The specific policies Gideon announced hardly conflate into a coherent and credible growth strategy:

·                    £350m worth of specific regulations will go – including the Equality Act’s costly dual discrimination rules;
·                    Lord Young’s recommendations on health and safety laws will be implemented in full;
·                    The no-win no-fee legal services that prey on employers will be restricted;
·                    existing regulation will be scrutinised by the public.

Is this it?! Is this a strategy for growth that will build a ‘more balanced economy by encouraging exports and investment’? Pitiful.

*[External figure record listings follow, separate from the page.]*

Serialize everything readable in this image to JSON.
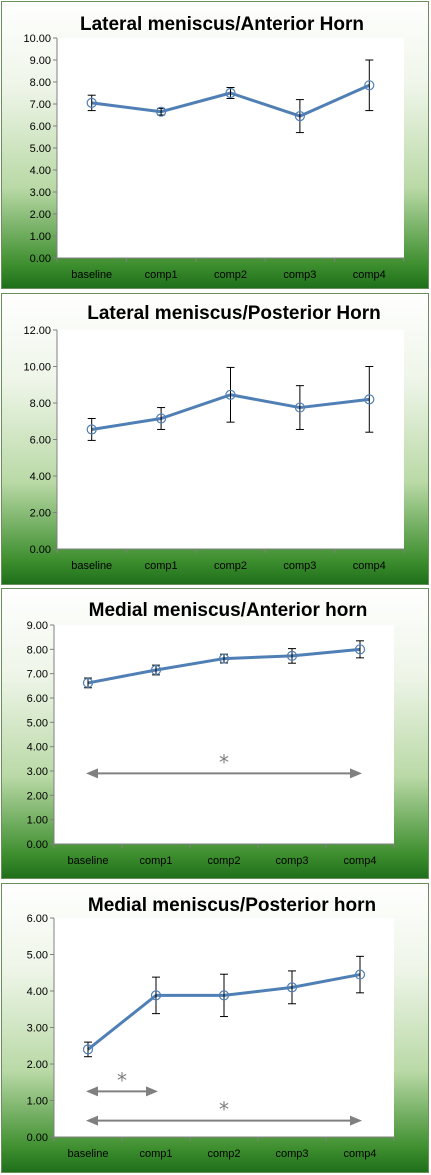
{
  "chart_data": [
    {
      "type": "line",
      "title": "Lateral meniscus/Anterior Horn",
      "categories": [
        "baseline",
        "comp1",
        "comp2",
        "comp3",
        "comp4"
      ],
      "ylim": [
        0,
        10
      ],
      "ystep": 1,
      "ydecimals": 2,
      "yticks": [
        "0.00",
        "1.00",
        "2.00",
        "3.00",
        "4.00",
        "5.00",
        "6.00",
        "7.00",
        "8.00",
        "9.00",
        "10.00"
      ],
      "values": [
        7.05,
        6.65,
        7.5,
        6.45,
        7.85
      ],
      "error": [
        0.35,
        0.15,
        0.25,
        0.75,
        1.15
      ],
      "grid": false,
      "color": "#4f7fb5",
      "significance": []
    },
    {
      "type": "line",
      "title": "Lateral meniscus/Posterior Horn",
      "categories": [
        "baseline",
        "comp1",
        "comp2",
        "comp3",
        "comp4"
      ],
      "ylim": [
        0,
        12
      ],
      "ystep": 2,
      "ydecimals": 2,
      "yticks": [
        "0.00",
        "2.00",
        "4.00",
        "6.00",
        "8.00",
        "10.00",
        "12.00"
      ],
      "values": [
        6.55,
        7.15,
        8.45,
        7.75,
        8.2
      ],
      "error": [
        0.6,
        0.6,
        1.5,
        1.2,
        1.8
      ],
      "grid": false,
      "color": "#4f7fb5",
      "significance": []
    },
    {
      "type": "line",
      "title": "Medial meniscus/Anterior horn",
      "categories": [
        "baseline",
        "comp1",
        "comp2",
        "comp3",
        "comp4"
      ],
      "ylim": [
        0,
        9
      ],
      "ystep": 1,
      "ydecimals": 2,
      "yticks": [
        "0.00",
        "1.00",
        "2.00",
        "3.00",
        "4.00",
        "5.00",
        "6.00",
        "7.00",
        "8.00",
        "9.00"
      ],
      "values": [
        6.62,
        7.15,
        7.62,
        7.73,
        8.0
      ],
      "error": [
        0.2,
        0.2,
        0.18,
        0.3,
        0.35
      ],
      "grid": false,
      "color": "#4f7fb5",
      "significance": [
        {
          "from": "baseline",
          "to": "comp4",
          "y": 2.9,
          "label": "*"
        }
      ]
    },
    {
      "type": "line",
      "title": "Medial meniscus/Posterior horn",
      "categories": [
        "baseline",
        "comp1",
        "comp2",
        "comp3",
        "comp4"
      ],
      "ylim": [
        0,
        6
      ],
      "ystep": 1,
      "ydecimals": 2,
      "yticks": [
        "0.00",
        "1.00",
        "2.00",
        "3.00",
        "4.00",
        "5.00",
        "6.00"
      ],
      "values": [
        2.4,
        3.88,
        3.88,
        4.1,
        4.45
      ],
      "error": [
        0.2,
        0.5,
        0.58,
        0.45,
        0.5
      ],
      "grid": false,
      "color": "#4f7fb5",
      "significance": [
        {
          "from": "baseline",
          "to": "comp1",
          "y": 1.25,
          "label": "*"
        },
        {
          "from": "baseline",
          "to": "comp4",
          "y": 0.45,
          "label": "*"
        }
      ]
    }
  ]
}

I’m going to leave an analysis of the various tax measures announced because 1) the TUC and Tax Research UK will do it better and 2) I want home for my tea. But it’s clear that plans are still being developed on the assumption that cuts in corporation tax will boost growth. Never a convincing strategy it’s become irredeemably tarnished by the Irish experience. Any benefits to low and medium paid workers through the cut in fuel duty and the increase in income tax personal allowances will be more than offset by other tax changes such as January’s VAT rise and the NI rise from next month.

The resources supposedly targeted at evasion and avoidance are wholly insufficient to deal with the scale of the challenge.  Despite the bullish rhetoric, current policy is actually handing firms more opportunities to avoid and evade; key examples being enterprise zones (will just shift existing activity – no mention of the ‘deadweight’ issues that are always raised with active labour market interventions) proposals on foreign owned companies.  

A couple of points on the green agenda. The full impact of the carbon floor price will only become apparent once the Government announces its intentions in other key areas of electricity market reform such as the Emissions Performance Standard, the replacement of the Renewables Obligation with Feed in Tarriffs (plus contracts for difference) and the Review of Ofgem’s role and remit. I can’t see how Gideon can conclude that this measure alone will ‘provide the incentive for billions of pounds of new investment in our energy infrastructure’.

The additional two billion pounds of funding for the Green Investment Bank is welcome but it is disappointing that it will be unable to borrow before 2015. The GIB’s resources are almost insignificant when set against the levels of investment required to achieve a genuinely low carbon economy. Even Gideon knows the market isn’t going to deliver on this one.

All in all, the Budget sidestepped the sustainable growth and jobs challenge. The FT’s influential Lex column has noted that, -

“While the political packaging makes sense, it points the arrow of causation the wrong way. Rather than a Budget for growth, it is a Budget that depends on growth…. If the expected growth does not arrive (as many economists currently fear), then lower tax receipts will limit the government’s ability to forment any fresh growth. What then can stimulate the economy?”

Gideon has no answers. My view is that he genuinely believes his scorched earth policy on regulation will produce the desired effect. The evidence suggests otherwise. Yes, there is a theoretical rationale for what he is attempting but most normal people thought the theory had died with the banking crisis. It is now abundantly clear that bad economic theory doesn’t die; indeed it seems that coalition policy is formulated only on the basis of zombie economics: deregulation, privatisation, trickle down and the Laffer Curve.

The UK Budget is very unlikely to grow more strongly as a result of this Budget. But we can be very confident that the UK workplace will become an ever more unwelcoming, even hostile, place to more and more workers. The economy will certainly become less fair and less equal. As a result it will become more unstable and more prone to systemic crisis. Now remind me again of what provoked our current economic difficulties?